Reste à examiner la question du non-cumul prévu par la convention collective et la cour relève que celui-ci vise une interdiction de cumul avec le bénéfice d’une autre disposition en la matière (la cour soulignant). L’interdiction de cumul concerne dès lors d’autres indemnités en matière de stabilité d’emploi ou de garantie de l’emploi. Il ne s’agit pas d’interdiction de cumul avec d’autres indemnités de protection. Ceci aboutirait, comme le relève la cour, à une situation paradoxale voire discriminatoire par rapport à d’autres situations et celles-ci n‘ont pas pu être voulues par les signataires de la convention collective.

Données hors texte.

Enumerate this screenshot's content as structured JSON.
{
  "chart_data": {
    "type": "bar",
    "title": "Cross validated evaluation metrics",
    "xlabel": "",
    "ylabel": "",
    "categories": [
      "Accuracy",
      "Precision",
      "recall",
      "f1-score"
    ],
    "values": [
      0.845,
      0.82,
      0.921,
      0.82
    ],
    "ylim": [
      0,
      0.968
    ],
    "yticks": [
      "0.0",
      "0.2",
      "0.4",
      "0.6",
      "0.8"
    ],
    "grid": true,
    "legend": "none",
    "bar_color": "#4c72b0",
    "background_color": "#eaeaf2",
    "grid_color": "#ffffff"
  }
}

En conséquence, la disposition n’ayant pu exclure le cumul de l’indemnité de protection avec une indemnité due en matière de garantie et de stabilité d’emploi, la demande de la société n’est pas fondée.

Intérêt de la décision

Cet arrêt de la Cour du travail de Bruxelles rappelle à juste titre que la Cour de cassation a mis un terme à la controverse relative à la charge de la preuve du motif suffisant en cette matière (l’arrêt ayant été rendu dans le cadre de la CCT n° 77bis). La cour examine dès lors l’existence de motifs dûment avérés et, en leur absence, fait droit à la demande.

Elle conclut également assez logiquement à l’absence d’interdiction de cumul entre l’indemnité prévue par la convention d’entreprise avec d’autres indemnités de protection instaurées à un autre niveau dans la hiérarchie des normes.